Kaum ein Bereich im Local SEO wird so freihändig behandelt wie Bewertungen – und kaum einer ist so gut abgesteckt.

Was zulässig ist

Kundschaft nach dem Auftrag um eine Bewertung zu bitten: ja. Per E-Mail, per Kartenaushang, per Link auf der Rechnung. Auch systematisch und bei allen.

Entscheidend ist das Wort allen. Die Bitte darf nicht davon abhängen, wie zufrieden jemand vermutlich ist.

Was nicht zulässig ist

  • Bewertungen kaufen. Gekaufte Bewertungen sind irreführende geschäftliche Handlungen und werden regelmäßig abgemahnt.
  • Bewertungen vergüten. Rabatt, Gutschein, Losnummer – sobald die Bewertung selbst honoriert wird, kippt es.

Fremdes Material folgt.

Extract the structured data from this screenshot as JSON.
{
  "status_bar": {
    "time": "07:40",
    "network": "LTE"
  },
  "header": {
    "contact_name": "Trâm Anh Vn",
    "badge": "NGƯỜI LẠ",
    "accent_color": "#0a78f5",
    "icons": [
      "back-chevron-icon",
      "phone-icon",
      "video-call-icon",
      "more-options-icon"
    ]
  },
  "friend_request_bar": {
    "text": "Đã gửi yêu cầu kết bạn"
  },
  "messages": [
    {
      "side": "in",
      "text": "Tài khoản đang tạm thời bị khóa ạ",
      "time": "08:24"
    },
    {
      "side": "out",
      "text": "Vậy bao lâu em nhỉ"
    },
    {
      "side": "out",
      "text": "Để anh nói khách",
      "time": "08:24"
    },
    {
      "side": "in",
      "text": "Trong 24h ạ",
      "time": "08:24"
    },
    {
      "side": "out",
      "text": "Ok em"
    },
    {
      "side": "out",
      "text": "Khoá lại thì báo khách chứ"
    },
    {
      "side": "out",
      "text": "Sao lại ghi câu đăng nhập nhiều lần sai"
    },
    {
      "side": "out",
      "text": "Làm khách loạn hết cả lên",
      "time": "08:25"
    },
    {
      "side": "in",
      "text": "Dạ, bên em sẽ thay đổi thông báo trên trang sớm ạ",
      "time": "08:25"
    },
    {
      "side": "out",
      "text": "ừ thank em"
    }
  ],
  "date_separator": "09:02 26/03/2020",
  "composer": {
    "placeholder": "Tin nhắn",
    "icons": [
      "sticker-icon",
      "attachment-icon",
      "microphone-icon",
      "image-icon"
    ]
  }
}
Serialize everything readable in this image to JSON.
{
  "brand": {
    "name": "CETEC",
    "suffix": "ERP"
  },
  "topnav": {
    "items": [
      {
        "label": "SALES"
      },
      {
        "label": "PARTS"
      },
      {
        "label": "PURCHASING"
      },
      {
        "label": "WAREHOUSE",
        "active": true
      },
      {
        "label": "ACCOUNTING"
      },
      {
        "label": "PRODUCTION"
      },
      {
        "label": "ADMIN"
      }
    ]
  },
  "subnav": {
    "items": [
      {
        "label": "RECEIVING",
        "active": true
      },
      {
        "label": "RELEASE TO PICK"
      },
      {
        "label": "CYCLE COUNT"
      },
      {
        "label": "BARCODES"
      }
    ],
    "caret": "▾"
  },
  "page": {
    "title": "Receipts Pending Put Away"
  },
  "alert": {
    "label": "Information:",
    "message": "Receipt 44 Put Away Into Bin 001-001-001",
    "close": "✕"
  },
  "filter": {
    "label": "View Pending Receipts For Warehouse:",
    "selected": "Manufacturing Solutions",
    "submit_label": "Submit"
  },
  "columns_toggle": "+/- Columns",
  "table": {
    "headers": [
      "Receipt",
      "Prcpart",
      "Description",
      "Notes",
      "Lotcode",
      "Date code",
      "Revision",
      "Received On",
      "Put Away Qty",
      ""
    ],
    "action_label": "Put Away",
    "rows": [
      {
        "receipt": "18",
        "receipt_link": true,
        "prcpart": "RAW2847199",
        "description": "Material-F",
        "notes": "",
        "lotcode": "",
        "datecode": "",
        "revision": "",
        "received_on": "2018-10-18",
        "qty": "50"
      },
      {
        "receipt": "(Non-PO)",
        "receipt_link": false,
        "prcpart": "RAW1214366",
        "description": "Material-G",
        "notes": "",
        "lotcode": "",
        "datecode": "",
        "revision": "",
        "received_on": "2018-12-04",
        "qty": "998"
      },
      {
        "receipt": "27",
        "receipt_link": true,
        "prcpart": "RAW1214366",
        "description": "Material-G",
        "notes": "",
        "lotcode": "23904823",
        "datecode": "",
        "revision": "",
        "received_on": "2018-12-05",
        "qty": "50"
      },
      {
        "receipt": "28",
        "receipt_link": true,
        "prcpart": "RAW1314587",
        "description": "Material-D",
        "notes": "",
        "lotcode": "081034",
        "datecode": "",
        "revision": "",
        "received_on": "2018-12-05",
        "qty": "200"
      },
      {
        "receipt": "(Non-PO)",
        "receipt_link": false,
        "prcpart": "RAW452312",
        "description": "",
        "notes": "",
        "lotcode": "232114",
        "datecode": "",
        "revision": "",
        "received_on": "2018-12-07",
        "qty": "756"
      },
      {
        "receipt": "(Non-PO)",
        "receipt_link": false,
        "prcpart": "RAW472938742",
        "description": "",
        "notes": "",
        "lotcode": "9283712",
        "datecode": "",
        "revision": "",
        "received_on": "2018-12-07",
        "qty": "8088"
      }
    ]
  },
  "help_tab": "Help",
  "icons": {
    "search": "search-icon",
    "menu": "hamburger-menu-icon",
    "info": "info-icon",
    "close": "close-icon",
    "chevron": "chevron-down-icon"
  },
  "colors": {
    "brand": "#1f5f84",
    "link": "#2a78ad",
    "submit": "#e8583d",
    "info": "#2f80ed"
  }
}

Auch dann, wenn ausdrücklich keine positive Bewertung verlangt wurde.
  • Vorfiltern. Systeme, die erst nach der Zufriedenheit fragen und nur Zufriedene zur Bewertungsplattform weiterleiten, gelten als irreführend. Der Durchschnitt entsteht dann nicht aus der Kundschaft, sondern aus einer Auswahl.
  • Selbst schreiben. Auch aus dem Bekanntenkreis. Das ist der Fall, der am häufigsten auffällt, weil solche Bewertungen Muster bilden.

Negative Bewertungen

Zwei Fragen entscheiden über die Erfolgsaussichten:

Tatsache oder Meinung? „Der Termin wurde dreimal verschoben“ ist eine Tatsachenbehauptung – wenn sie falsch ist, ist sie angreifbar. „Unfreundlicher Laden“ ist eine Meinung und im Regelfall hinzunehmen, auch wenn sie hart ausfällt.

Gab es überhaupt Geschäftskontakt? Das ist der stärkste Ansatzpunkt. Plattformen verlangen dafür allerdings meist eine substantiierte Darlegung – die pauschale Behauptung, den Kunden nicht zu kennen, genügt nicht.

Die Antwort

Kurz, sachlich, ohne Rechtfertigungsschleife. Die Antwort wirkt nicht auf den Verfasser – der hat sich entschieden. Sie wirkt auf die nächsten hundert Leser, die abwägen, ob hier professionell mit Kritik umgegangen wird.

Faustregel: drei Sätze. Bedauern, Sachverhalt, Angebot zum direkten Gespräch. Keine Details zum Vorgang, schon aus Datenschutzgründen nicht.

Hinweis: Dieser Beitrag gibt einen Überblick und ersetzt keine Rechtsberatung. Im Streitfall lohnt anwaltliche Prüfung.